The A’s are hopeful he’ll be ready for spring training and believe he can be a solution in center.

“Fowler certainly is the guy we made this trade for, and I think everybody, top to bottom, in the system is counting on him taking that spot,” Fuson said. “But we all know he’s been hurt. How he comes back, who knows? Boog (Powell’s) been doing a very good job for us. And there’s other options.”

The 21-year-old Barreto, who has split time between second and short this season at Triple-A and with the big club, played some center in the Venezuelan Winter League in 2015. He’s always talked with enthusiasm about the idea.

The A’s experimented with another highly touted young infielder, Yairo Munoz, in center field in the minors this season.

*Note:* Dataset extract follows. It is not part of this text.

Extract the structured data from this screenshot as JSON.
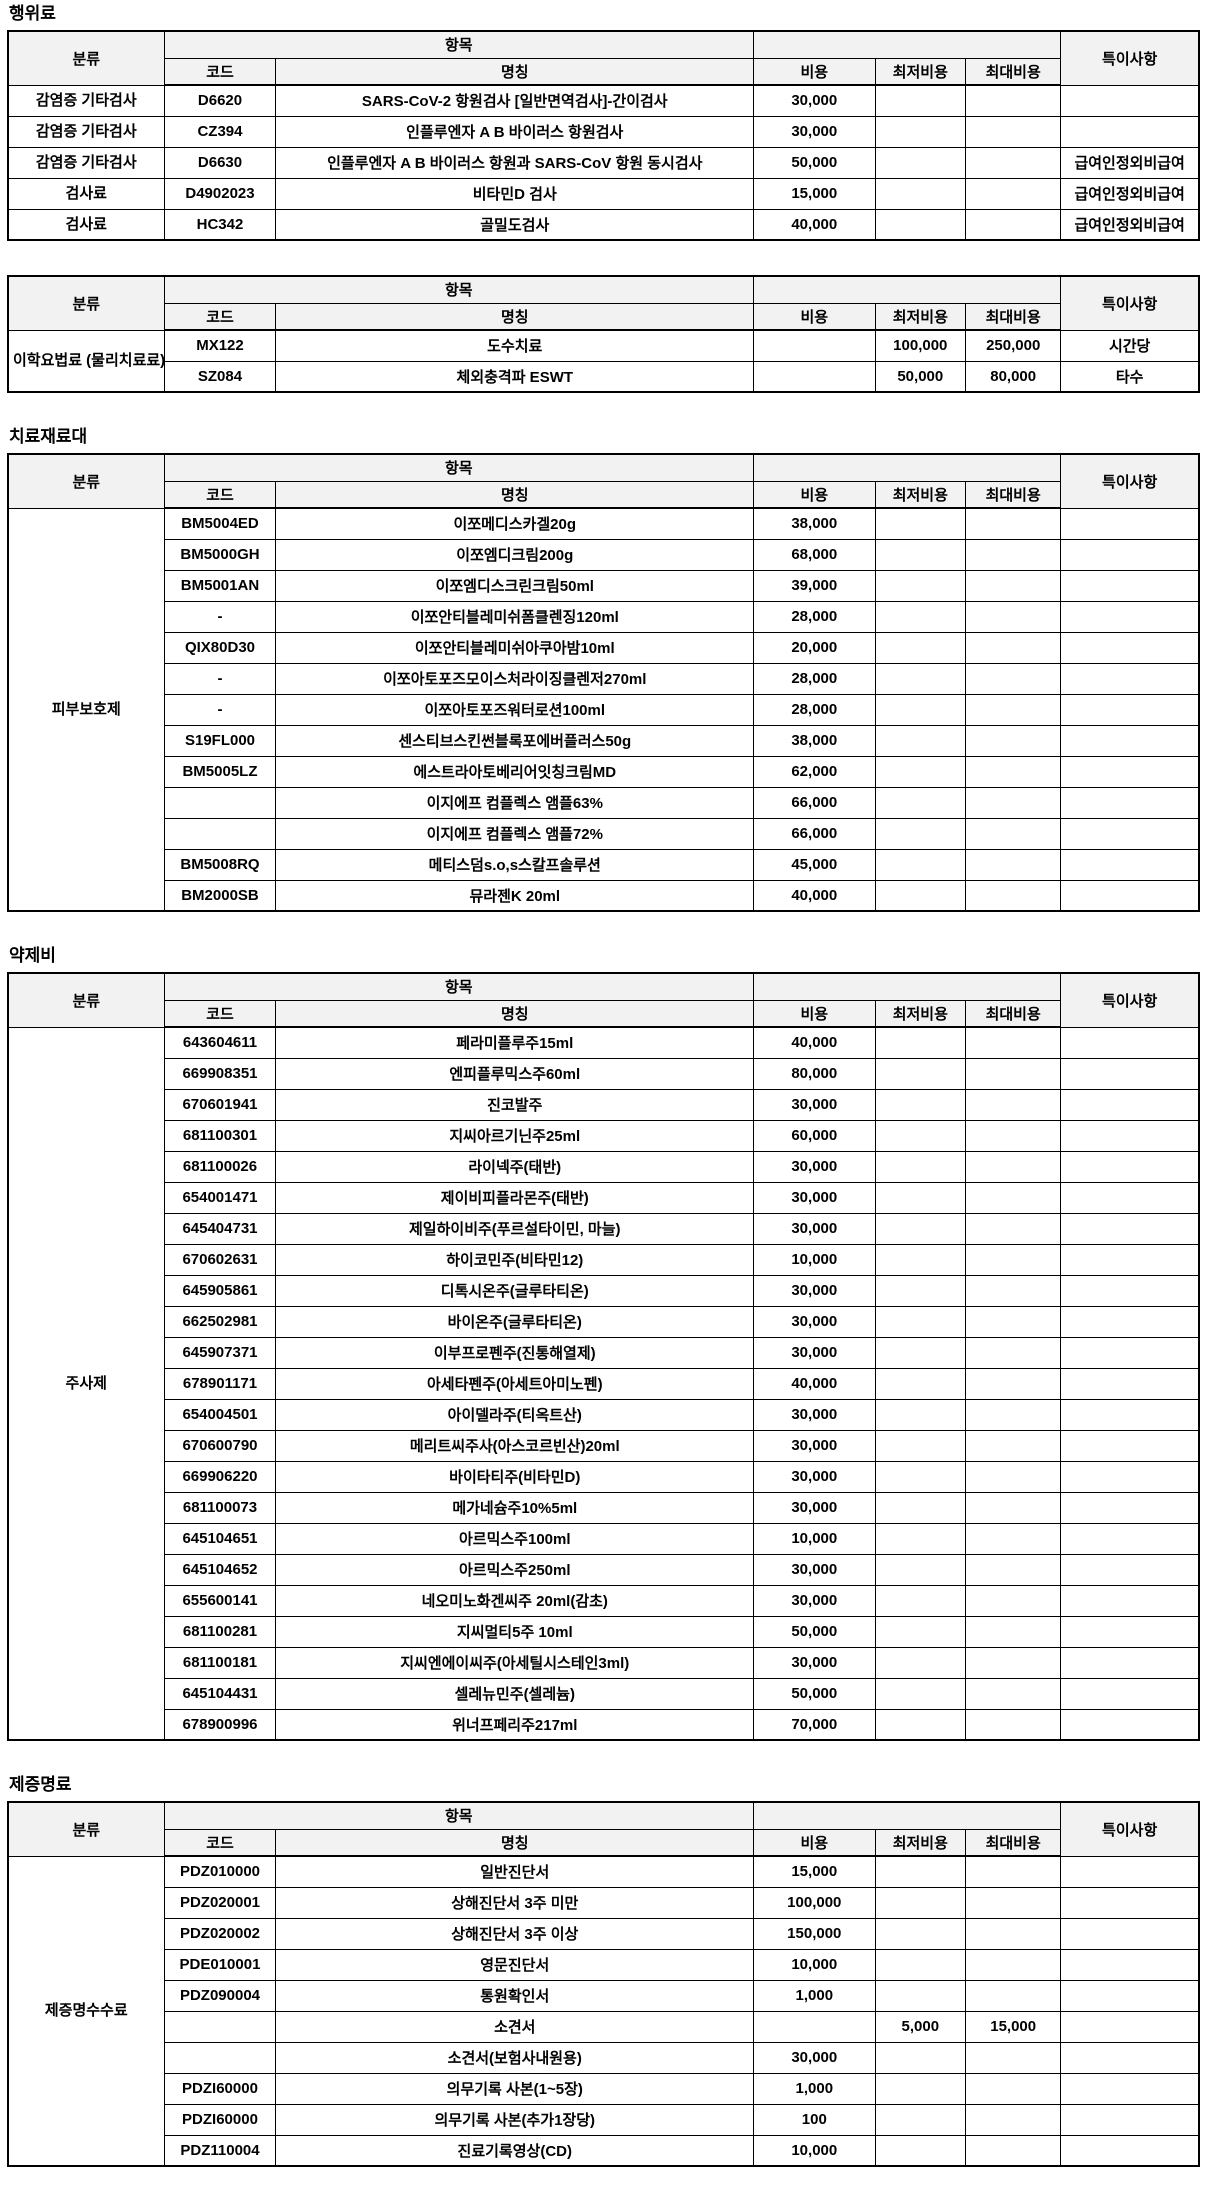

“(We’ve) had discussions about taking Munoz out there, which we’ve done,” Fuson said. “We’ve had discussions about maybe Franklin Barreto, depending on what happens at second here at end of the year, over the winter, and early in camp.”

Lowrie has enjoyed a very strong season with Oakland, and A’s executive vice president of baseball operations Billy Beane has said the team is seriously considering picking up his option. Having Barreto be an option in center could be a way to keep him in the majors in 2018 even if Lowrie returns at second base.

Fuson stressed that the idea of Barreto in center hasn’t advanced past the early-discussion phase. No decisions have been made.

What’s interesting is that, in a short time, the A’s have gone from scarce few center field options to suddenly having several. Powell and Fowler may enter the spring as front runners, but Munoz, Jaycob Brugman, Chad Pinder, Jake Smolinski and, perhaps, Barreto may all have a shot too.

The A’s also used their first-round pick in June on high school center fielder Austin Beck, who represents another option down the road.